Fire Marshal Clyde Ellis called the two-story Stanley Street house fire "under control" late Saturday afternoon but said Ardmore firefighters remained on the scene.
"Firefighters will be here (1102 Stanley St.) all night putting out hot spots, and due to the amount of debris, will probably will be returning for the next three or four days to take care of hot spots," Ellis said.
Occupants of the house reported the blaze about 1:15 p.m.
"When firefighters arrived on scene it was about 30 percent engulfed. It quickly spread engulfing both floors," Ellis said, adding that Scott Richards, AFD shift commander, immediately called for reinforcements. "All firefighters who could get here were called in — some to come to the scene and others to cover anything else that might come in. Ice (road conditions) did hamper arrival."
Billowing black smoke spreading across the sky drew an audience of bystanders.
Luckily the occupants of the home escaped the growing blaze without injury.
The path of the fire
"The owner said they smelled smoke and saw smoke coming from the floor vents," Richards said.
Calling the blaze a "rapid build up," he said, "We assume the fire started in the basement, got in the walls and climbed to the second floor before the occupants even knew the house was on fire."
Richards explained several "interior attack" attempts were made. The last one could have been deadly.
"We had firefighters inside on the second floor when there was a flash over," he said. "We were lucky — they all got out."
Within minutes the second floor collapsed onto the main floor of the house.
Richards said the "fire below and fire above" was just one of the highly unusual elements firefighters contended with in the battle against the inferno.
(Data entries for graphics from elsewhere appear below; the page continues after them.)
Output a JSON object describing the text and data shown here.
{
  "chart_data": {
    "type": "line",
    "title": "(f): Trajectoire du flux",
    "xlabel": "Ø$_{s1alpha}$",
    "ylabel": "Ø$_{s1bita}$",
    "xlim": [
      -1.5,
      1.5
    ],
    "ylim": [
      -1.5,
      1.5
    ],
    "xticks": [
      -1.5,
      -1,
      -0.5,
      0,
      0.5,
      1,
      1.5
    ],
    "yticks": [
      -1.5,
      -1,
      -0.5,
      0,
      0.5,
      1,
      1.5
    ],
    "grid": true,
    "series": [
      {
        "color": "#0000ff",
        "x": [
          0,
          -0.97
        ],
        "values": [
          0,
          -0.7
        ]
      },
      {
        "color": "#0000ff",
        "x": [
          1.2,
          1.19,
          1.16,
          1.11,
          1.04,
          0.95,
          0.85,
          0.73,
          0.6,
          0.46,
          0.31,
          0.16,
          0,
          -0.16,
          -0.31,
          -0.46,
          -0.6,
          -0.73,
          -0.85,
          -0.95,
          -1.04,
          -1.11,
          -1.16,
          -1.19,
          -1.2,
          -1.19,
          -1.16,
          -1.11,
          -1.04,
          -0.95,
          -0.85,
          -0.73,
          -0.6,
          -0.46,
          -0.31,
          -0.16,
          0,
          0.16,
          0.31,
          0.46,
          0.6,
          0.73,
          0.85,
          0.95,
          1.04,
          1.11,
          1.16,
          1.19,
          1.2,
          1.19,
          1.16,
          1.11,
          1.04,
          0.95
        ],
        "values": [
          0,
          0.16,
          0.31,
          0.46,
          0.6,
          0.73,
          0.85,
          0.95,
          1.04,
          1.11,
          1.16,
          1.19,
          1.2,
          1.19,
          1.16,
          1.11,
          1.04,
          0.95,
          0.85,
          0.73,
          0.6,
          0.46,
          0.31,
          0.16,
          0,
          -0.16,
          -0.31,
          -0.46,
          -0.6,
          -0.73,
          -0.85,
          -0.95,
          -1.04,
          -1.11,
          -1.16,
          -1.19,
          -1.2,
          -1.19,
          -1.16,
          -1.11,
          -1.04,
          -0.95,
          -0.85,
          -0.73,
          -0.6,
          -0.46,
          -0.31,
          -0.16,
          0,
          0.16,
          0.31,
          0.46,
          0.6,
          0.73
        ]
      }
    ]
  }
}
No firefighter injuries were reported as a result of initial warfare against the flames.
The cause of the blaze
Richards said based on what the homeowner told firefighters his family noticed it appears the fire started in the basement. However, without evidence or how and why the fire started the cause of the fire is pure conjecture at this point. And Ellis said, the extensive damage caused by the flames will further hamper the investigation into the cause.
"We're not sure now and we might not ever know what caused it due to the collapse of the structure and the amount of debris," Ellis said.